Mutual funds, hedge funds and private equity shops earned the nickname “tourist investors” after their recent forays into private technology firms helped fuel the sector’s growth. But they have pulled back their spending in recent months, potentially fanning concerns that an outflow of hot money could crimp tech valuations or make it harder to tap new funding.

Years of low interest rates and muted economic growth led many funds to seek higher returns in privately-listed tech companies. That dynamic turned on its head after they got burned on a number of private company investments and a broad rally in US stocks kicked in.

Tourist investors put just $12bn to work in startups in the first quarter of this year, a decline of 42 per cent from the year prior, according to PitchBook Data Inc.
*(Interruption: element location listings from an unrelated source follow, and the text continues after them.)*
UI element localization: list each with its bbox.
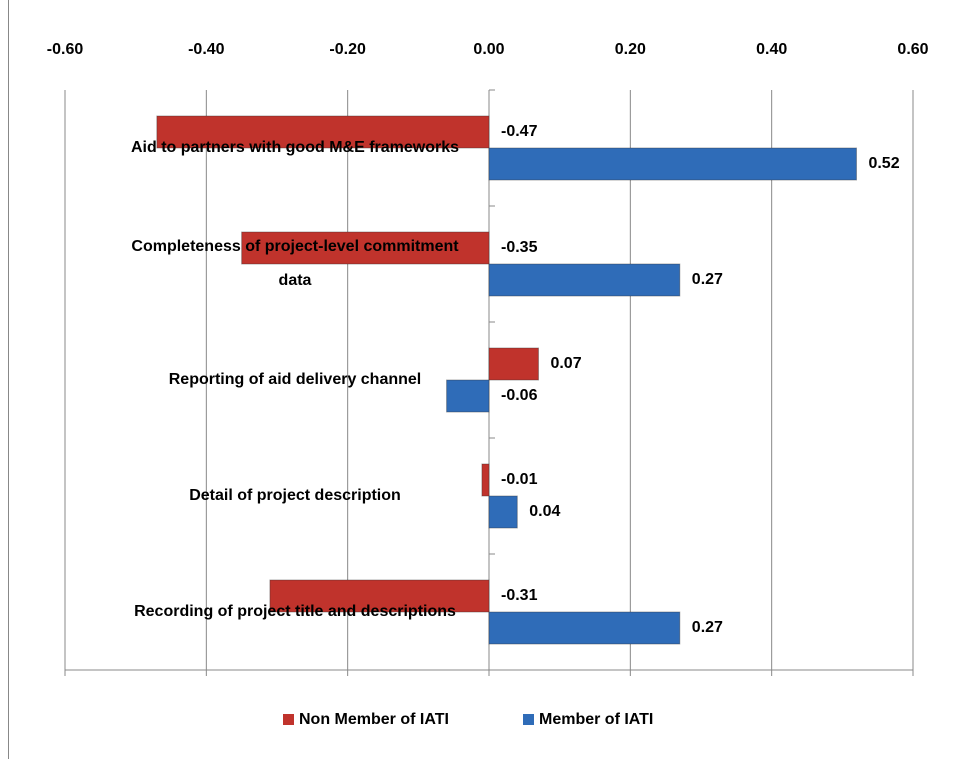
data-label: 0.07 [550,355,581,372]
legend-label: Non Member of IATI [299,711,449,728]
category-label: Aid to partners with good M&E frameworks [130,139,460,156]
x-tick-label: 0.40 [756,41,787,58]
category-label: Reporting of aid delivery channel [168,371,422,388]
data-label: -0.31 [501,587,538,604]
data-label: -0.06 [501,387,538,404]
data-label: 0.27 [692,271,723,288]
x-tick-label: -0.40 [188,41,225,58]
data-label: -0.47 [501,123,538,140]
bar [488,611,681,645]
category-label: Recording of project title and descripti… [134,603,456,620]
category-label: Detail of project description [189,487,401,504]
x-tick-label: 0.60 [897,41,928,58]
bar [156,115,490,149]
legend-marker [283,714,294,725]
frame [8,0,9,759]
category-label: Completeness of project-level commitment… [131,238,459,289]
bar [241,231,490,265]
data-label: -0.35 [501,239,538,256]
bar [488,263,681,297]
bar [488,495,518,529]
legend-marker [523,714,534,725]
x-tick-label: -0.60 [47,41,84,58]
data-label: 0.52 [868,155,899,172]
x-tick-label: -0.20 [329,41,366,58]
data-label: 0.04 [529,503,560,520]
bar [481,463,490,497]
bar [488,347,539,381]
bar [488,147,857,181]
x-tick-label: 0.20 [615,41,646,58]
bar [269,579,490,613]
legend-label: Member of IATI [539,711,653,728]
bar [446,379,490,413]
x-tick-label: 0.00 [473,41,504,58]
data-label: -0.01 [501,471,538,488]
data-label: 0.27 [692,619,723,636]
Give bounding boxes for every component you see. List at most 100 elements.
“If you think about where we were two and a half years ago when we start to see a significant uptick in funding from non-traditional investors in these rounds, it kind of depends on how things were going in their traditional asset classes,” Nizar Tarhuni, senior analyst at PitchBook, said in an interview. “There was a lot of worry out there back then on where public equities were going and that they were fully valued.”
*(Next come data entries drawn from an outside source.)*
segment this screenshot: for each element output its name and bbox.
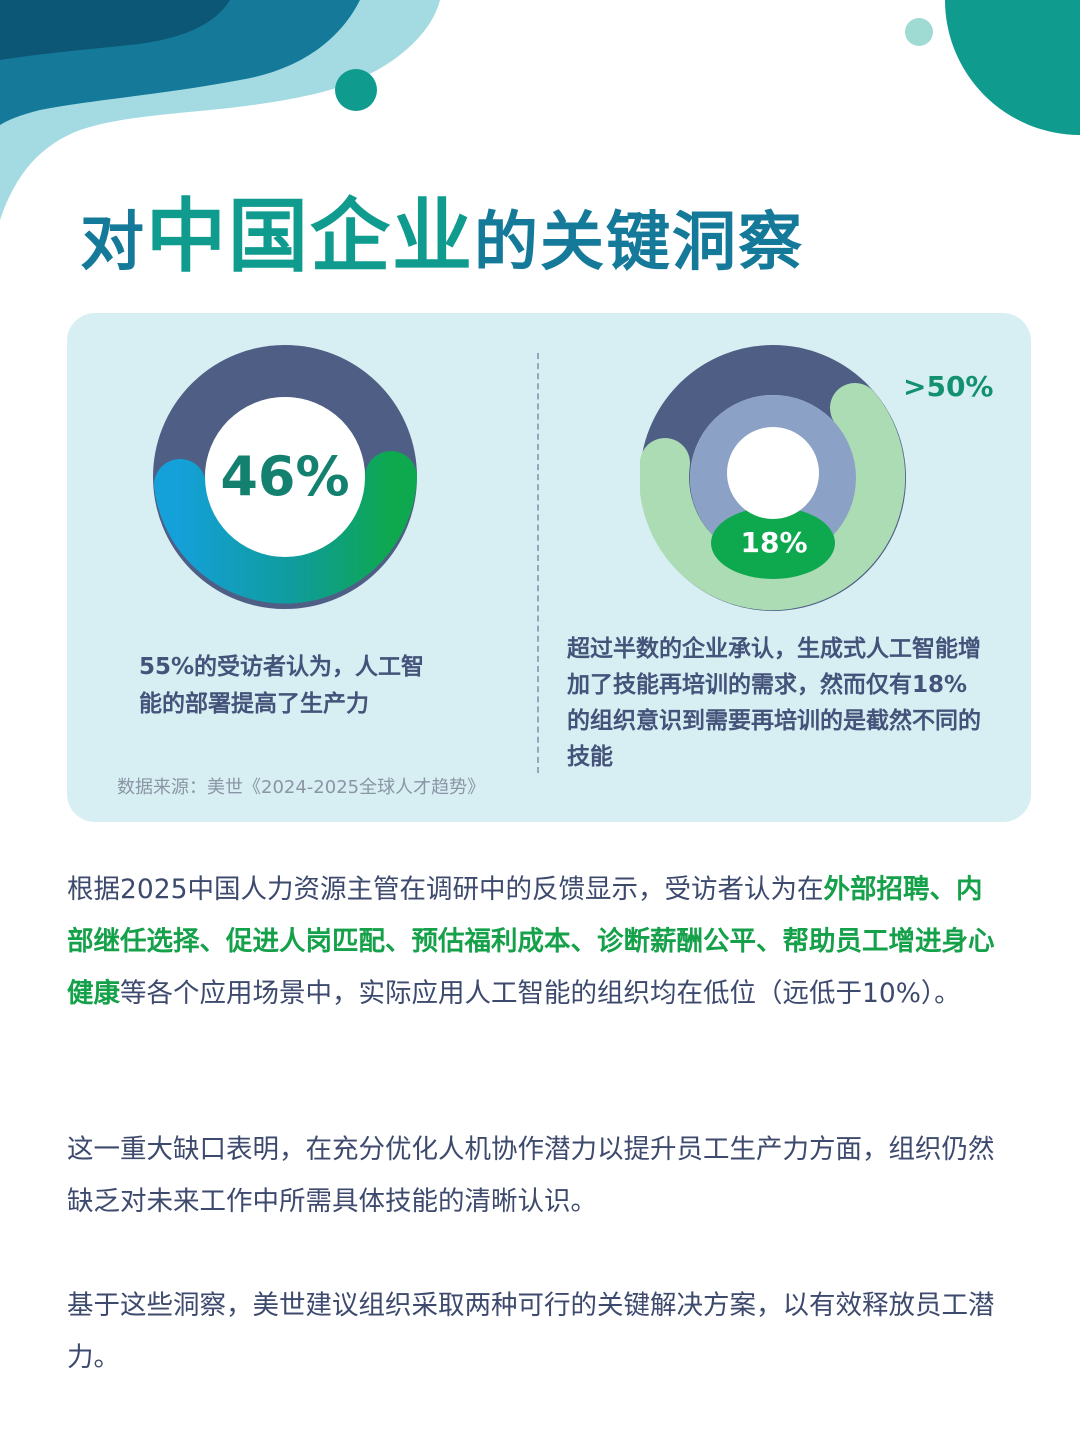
- page-title: 对中国企业的关键洞察: [80, 172, 804, 288]
- data-source: 数据来源：美世《2024-2025全球人才趋势》: [117, 777, 486, 798]
- title-part-1: 对: [80, 206, 146, 280]
- gap-paragraph: 这一重大缺口表明，在充分优化人机协作潜力以提升员工生产力方面，组织仍然缺乏对未来…: [67, 1134, 995, 1217]
- recommendation-paragraph: 基于这些洞察，美世建议组织采取两种可行的关键解决方案，以有效释放员工潜力。: [67, 1290, 995, 1373]
- reskill-percent: 18%: [740, 526, 808, 559]
- productivity-donut: [153, 345, 417, 609]
- productivity-percent: 46%: [220, 445, 350, 508]
- reskilling-donut: [640, 345, 906, 611]
- title-part-3: 的关键洞察: [474, 206, 804, 280]
- panel-divider: [537, 353, 539, 773]
- findings-intro: 根据2025中国人力资源主管在调研中的反馈显示，受访者认为在: [67, 874, 824, 905]
- decorative-waves: [0, 0, 1080, 220]
- findings-paragraph: 根据2025中国人力资源主管在调研中的反馈显示，受访者认为在外部招聘、内部继任选…: [67, 864, 1007, 1020]
- stats-panel: 46% >50% 18% 55%的受访者认为，人工智能的部署提高了生产力 超过半…: [67, 313, 1031, 822]
- title-part-2: 中国企业: [146, 190, 474, 283]
- findings-highlight: 外部招聘、内部继任选择、促进人岗匹配、预估福利成本、诊断薪酬公平、帮助员工增进身…: [67, 874, 995, 1009]
- findings-conclusion: 等各个应用场景中，实际应用人工智能的组织均在低位（远低于10%）。: [120, 978, 961, 1009]
- productivity-caption: 55%的受访者认为，人工智能的部署提高了生产力: [139, 654, 425, 717]
- over-half-label: >50%: [903, 370, 994, 403]
- reskilling-caption: 超过半数的企业承认，生成式人工智能增加了技能再培训的需求，然而仅有18%的组织意…: [567, 636, 981, 770]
What’s more, a number of mutual funds have at times been taking large hits on their stakes in more well-known startups like Zenefits, Snap Inc. and Dropbox Inc. Snap has now gone public and is sitting above its initial public offering price.

While figures for inflows can be skewed by the presence — or lack thereof — of a handful of very large funding rounds, PitchBook said that isn’t the case this year. The number of deals made in each quarter has also been experiencing a steady decline.
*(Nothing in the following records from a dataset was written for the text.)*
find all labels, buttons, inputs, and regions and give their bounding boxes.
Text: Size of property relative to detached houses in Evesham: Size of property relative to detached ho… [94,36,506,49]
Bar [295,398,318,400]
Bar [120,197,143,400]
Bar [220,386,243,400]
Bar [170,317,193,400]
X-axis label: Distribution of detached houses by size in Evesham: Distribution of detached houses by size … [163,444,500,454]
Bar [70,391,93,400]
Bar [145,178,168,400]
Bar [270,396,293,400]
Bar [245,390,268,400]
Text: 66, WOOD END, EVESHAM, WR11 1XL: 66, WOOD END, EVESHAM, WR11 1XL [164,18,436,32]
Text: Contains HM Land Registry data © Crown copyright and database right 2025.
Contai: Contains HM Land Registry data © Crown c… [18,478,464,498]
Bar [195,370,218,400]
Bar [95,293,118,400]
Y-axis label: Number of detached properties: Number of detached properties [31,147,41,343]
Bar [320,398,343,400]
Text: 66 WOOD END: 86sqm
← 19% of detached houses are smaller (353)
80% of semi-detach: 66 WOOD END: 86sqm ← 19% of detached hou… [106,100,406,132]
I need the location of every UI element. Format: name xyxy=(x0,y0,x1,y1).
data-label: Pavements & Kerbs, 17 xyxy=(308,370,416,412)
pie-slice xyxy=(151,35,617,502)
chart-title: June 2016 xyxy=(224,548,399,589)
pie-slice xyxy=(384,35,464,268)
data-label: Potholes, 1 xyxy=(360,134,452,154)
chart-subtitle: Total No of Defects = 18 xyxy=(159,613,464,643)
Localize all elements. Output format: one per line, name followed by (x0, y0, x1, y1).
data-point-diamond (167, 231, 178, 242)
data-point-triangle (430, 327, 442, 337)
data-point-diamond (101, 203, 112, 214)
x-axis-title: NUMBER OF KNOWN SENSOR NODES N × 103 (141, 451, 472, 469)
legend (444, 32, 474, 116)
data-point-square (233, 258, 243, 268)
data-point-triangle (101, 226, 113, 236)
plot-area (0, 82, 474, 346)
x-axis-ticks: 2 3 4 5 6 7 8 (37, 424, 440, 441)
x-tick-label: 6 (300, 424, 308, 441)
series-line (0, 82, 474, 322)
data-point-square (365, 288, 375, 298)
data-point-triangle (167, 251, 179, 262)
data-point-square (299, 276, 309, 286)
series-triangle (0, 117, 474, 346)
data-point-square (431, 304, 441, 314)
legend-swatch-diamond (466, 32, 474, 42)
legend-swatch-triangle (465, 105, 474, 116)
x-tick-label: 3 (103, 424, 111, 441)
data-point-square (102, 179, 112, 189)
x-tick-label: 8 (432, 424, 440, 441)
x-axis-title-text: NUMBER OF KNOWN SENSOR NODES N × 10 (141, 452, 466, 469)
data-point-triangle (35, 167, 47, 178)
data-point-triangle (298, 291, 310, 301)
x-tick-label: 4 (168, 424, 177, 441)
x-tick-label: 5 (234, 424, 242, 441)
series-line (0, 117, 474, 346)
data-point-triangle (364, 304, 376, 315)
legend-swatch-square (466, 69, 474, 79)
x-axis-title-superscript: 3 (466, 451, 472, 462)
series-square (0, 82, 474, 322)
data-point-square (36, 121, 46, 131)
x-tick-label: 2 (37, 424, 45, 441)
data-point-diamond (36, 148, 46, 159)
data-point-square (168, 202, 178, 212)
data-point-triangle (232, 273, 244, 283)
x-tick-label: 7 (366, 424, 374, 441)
Meanwhile, the Bloomberg US Startups Barometer, a weekly indicator that tracks the overall health of the business environment for private technology companies based in the US, has also shown a decline since peaking in 2015.

So who will step into the gap? Some analysts said it will be venture capital firms. According to Goldman Sachs Group Inc., venture capital investors now have more than $120bn in cash waiting to be deployed and have continued to raise money despite concern over lofty tech valuations.

Even though they have begun skipping funding rounds, some tourist investors appear to have kept their toes in the secondary market. After the US presidential election, EquityZen Inc., a platform that matches buyers with sellers of shares in private companies, said activity on its platform picked up.

“We saw these investors poking around more and more in the fourth quarter, but they began becoming more active starting at the turn of the year, especially this month,” the firm’s CEO Atish Davda, said in an interview. “Despite the geopolitical environment, institutional investors have been more active this month than they have all year.”